Supervisor Kathryn Barger said she and Horvath took a tour of Nidorf

last month

. She said the visit made it clear that there was no plan to host DJJ youth

nor an urgency to meet the needs of the young people already in the facility

.

Barger said she had found the conditions appalling. Teenagers tossed stomach-churning breakfasts straight into the trash. Young people sat in the common room and had nothing to do. One told her he needed it

Unpleasant

to complete his

training to be released

. But no

An

showed up to teach him.

We’re paying for I don’t know what, Barger said. Bottom line, something needs to change.

Time is running out as the threat of a state-ordered closure of the two

youth halls

looms over the province. The California Board of State and Community Corrections

to 11 years old government agency that carries out inspections in detention centers for adults and juveniles,

recently discovered 39 areas of non-compliance across the country

two

youth halls.

The shortcomings vary, many of them continuing problems from recent inspections, young people locked in their rooms for too long, young people not getting enough time away from home, staff not trained in current policies on the use of force.

the

are state regulators

is expected to decide at a meeting this spring whether the

Hello

down if the board cannot fix all 39

of the

problems and agree. The board meets again in April and mid-June.

Such an order would put the probation service in unfamiliar waters.

The BSCC has never ordered any facility evacuated, Tracie Cone, a spokesperson for the Board of State and Community Correction, wrote in an email. Usually provinces fix their shortcomings.

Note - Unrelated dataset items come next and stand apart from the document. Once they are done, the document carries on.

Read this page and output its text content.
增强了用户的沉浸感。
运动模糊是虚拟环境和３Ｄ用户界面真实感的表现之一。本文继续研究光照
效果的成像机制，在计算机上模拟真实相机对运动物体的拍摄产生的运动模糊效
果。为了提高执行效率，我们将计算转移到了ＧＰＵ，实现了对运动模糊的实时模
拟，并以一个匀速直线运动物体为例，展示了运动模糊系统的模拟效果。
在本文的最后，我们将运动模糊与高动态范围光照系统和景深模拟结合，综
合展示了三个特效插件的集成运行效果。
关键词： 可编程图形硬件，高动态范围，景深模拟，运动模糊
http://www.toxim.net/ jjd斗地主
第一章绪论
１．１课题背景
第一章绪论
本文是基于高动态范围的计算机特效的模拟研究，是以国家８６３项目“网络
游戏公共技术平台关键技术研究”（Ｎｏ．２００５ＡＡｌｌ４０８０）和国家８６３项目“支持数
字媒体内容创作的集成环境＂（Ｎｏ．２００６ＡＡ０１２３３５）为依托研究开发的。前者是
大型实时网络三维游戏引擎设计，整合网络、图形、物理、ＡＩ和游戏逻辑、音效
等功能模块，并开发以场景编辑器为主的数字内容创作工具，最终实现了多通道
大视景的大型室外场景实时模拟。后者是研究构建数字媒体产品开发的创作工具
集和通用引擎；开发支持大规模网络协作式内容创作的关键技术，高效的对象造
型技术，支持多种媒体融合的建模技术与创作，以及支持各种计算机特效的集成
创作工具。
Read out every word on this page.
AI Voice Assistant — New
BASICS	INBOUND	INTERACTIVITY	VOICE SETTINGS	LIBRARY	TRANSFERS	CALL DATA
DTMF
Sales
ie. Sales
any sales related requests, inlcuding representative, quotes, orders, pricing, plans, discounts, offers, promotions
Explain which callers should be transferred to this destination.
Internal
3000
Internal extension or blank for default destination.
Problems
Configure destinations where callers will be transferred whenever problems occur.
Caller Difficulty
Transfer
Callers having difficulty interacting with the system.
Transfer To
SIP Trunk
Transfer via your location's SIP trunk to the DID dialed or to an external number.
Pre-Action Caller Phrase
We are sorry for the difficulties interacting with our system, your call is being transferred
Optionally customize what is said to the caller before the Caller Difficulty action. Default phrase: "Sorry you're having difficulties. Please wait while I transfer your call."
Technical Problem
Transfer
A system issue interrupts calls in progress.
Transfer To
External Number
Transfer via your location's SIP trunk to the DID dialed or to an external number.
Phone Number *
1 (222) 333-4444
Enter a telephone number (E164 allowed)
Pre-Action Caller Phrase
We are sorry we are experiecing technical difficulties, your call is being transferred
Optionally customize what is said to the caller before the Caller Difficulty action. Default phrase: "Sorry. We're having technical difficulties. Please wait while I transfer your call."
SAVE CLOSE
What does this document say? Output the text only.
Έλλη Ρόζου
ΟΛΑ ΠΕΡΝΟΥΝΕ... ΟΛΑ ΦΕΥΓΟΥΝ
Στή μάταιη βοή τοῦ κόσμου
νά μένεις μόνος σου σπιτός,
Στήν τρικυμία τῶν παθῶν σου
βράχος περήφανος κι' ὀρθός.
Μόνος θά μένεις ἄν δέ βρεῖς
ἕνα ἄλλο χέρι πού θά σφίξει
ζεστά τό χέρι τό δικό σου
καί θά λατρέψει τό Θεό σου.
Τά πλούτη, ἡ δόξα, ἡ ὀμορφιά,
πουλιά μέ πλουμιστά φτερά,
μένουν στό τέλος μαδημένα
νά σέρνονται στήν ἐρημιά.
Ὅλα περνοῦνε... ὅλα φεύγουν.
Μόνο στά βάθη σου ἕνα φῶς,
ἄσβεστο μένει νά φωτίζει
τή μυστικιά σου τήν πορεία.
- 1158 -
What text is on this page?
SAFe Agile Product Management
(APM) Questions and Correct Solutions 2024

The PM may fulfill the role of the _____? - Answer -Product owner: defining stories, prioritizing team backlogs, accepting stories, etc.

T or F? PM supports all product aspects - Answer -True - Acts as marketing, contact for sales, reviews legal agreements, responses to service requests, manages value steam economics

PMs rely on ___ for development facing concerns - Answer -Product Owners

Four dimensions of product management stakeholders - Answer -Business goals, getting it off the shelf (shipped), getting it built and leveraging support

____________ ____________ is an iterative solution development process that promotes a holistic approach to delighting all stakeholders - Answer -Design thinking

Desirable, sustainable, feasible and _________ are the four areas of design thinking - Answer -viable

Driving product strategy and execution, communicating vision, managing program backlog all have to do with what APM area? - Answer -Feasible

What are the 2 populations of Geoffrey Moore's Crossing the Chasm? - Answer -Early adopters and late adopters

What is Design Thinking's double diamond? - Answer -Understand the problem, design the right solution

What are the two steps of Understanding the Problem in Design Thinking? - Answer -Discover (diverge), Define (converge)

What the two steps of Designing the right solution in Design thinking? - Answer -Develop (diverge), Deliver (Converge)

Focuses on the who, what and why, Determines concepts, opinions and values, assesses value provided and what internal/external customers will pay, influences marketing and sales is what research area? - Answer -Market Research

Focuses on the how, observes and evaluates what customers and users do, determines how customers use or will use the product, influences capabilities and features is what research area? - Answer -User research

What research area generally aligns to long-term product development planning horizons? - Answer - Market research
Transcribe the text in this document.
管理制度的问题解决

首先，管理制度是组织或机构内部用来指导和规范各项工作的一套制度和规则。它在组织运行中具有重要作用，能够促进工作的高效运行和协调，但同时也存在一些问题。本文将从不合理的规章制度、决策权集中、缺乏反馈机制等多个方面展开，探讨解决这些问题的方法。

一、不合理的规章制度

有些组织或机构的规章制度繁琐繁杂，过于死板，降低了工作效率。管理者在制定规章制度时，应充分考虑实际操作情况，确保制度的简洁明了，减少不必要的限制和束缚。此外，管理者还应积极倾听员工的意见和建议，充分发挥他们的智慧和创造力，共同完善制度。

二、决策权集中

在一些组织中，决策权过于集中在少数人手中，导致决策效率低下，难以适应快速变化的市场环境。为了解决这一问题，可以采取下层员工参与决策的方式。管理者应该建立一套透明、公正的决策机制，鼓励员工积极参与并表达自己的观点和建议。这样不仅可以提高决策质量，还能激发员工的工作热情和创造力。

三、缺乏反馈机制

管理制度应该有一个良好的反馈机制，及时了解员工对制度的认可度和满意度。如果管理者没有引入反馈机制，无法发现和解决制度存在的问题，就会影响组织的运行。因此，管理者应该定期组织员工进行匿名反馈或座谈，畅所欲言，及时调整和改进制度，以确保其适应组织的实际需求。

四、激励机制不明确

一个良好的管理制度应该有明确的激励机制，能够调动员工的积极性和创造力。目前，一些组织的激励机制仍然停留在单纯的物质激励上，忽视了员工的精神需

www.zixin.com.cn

It is not clear where the young people are going. County officials appeared to be bracing for the worst, writing in Tuesday’s board of directors motion to depopulate the camps that the youth in ward care could pay the worst price of this potential order, including placement outside the county and transfers to the adult system.

Cone said it would be up to the county to decide where the youth would go, though she said state regulations prohibit the county from transferring youth to an adult facility.

story can end here to print

The issues discussed Tuesday were familiar to Adrian Reynosa, who was released from Nidorf in December after two years in the troubled facility. He said his education was spotty due to staffing issues, his food was mostly inedible, and

activities

were few and far between.

Of course they’re going to say everyone fights and does this and that, he said. But what can ultimately be done?

After reviewing Tuesday’s meeting, Reynosa said he wasn’t sure the motions were the turning point they were

framed

like it

He has heard these promises before.

Probation there said they were going to do so many things for us. They’re going to make the staff better, the food better, this and that, he said. It’s still the same.